When apoptosis is triggered, cells undergo a series of stereotypical changes including shrinkage, loss of contact with their neighbours, changes in nuclear structure, controlled protein and DNA cleavage and alterations in molecules at the cell surface. Their altered surface architecture allows apoptotic cells to be recognised and engulfed (phagocytosed) by neighbouring cells. Apoptotic cells also release factors that allow professional scavenger cells of the immune system, the macrophages (from the Greek meaning “big eaters”) , to sense the dying cells from a distance, seeking them out through directed locomotion called chemotaxis.  The engulfment process is critical - it prevents dead cells from causing inflammation and tissue damage.
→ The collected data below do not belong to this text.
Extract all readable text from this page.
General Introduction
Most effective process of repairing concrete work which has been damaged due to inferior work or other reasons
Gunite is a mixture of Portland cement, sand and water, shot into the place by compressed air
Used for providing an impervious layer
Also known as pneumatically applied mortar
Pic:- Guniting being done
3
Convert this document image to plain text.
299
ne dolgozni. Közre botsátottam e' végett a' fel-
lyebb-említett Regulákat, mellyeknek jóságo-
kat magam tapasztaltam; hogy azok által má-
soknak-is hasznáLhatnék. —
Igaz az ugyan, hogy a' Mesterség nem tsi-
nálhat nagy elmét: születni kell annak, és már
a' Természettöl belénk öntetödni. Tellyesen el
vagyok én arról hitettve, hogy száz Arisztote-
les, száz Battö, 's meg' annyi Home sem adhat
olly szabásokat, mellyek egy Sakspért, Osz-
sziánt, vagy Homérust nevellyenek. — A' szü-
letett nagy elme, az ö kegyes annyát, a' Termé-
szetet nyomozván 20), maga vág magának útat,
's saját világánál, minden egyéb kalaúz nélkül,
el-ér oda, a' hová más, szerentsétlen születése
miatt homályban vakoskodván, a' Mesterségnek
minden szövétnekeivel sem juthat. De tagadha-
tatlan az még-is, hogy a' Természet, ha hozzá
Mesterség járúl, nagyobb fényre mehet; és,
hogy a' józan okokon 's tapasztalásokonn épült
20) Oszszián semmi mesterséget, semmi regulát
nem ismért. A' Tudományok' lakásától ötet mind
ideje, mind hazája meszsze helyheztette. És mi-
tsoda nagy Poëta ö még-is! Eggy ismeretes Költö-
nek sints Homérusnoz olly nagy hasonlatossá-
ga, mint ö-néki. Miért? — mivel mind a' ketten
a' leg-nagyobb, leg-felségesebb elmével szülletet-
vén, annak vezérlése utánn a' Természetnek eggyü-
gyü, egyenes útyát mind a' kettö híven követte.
Necrosis – accidental and catastrophic cell death

Apoptotic cell death contrasts markedly with the accidental form of cell death, necrosis. Necrosis is abnormal, thermodynamically downhill cell death that is catastrophic. Necrotic cells rapidly lose plasma-membrane integrity and fall apart, causing direct or indirect (inflammatory) damage to their neighbours. Necrosis is not genetically regulated and serves no useful purpose.

Clearance of apoptotic cells

The natural habitat of the apoptotic cell is within a macrophage or neighbouring cell, since a variety of different cell types can engulf their apoptotic neighbours. The value of apoptosis lies in the capacity of the apoptotic cell to ‘flag’ itself for phagocytosis and in the capacity of the phagocyte to receive the apoptotic cell or its membrane-bound fragments (apoptotic bodies). Without phagocytosis, the apoptotic cell takes on the guise of a necrotic cell with its catastrophic tissue-damaging, pro-inflammatory properties. The key to the biological value of apoptosis is successful phagocytic clearance that is (1) rapid and (2) non-inflammatory. Apoptotic cells display on their surfaces “eat me” signals for rapid engulfment by phagocytes. The phagocytes display a variety of receptors that engage the “eat me” signals and mediate anti-inflammatory engulfment.

Thus, efficient clearance of dying cells in situ keeps tissues healthy. When cells are cultured in vitro, these clearance mechanisms are absent. This causes cell cultures to be sub-optimal, with dead cells exerting inhibitory effects on their viable neighbours.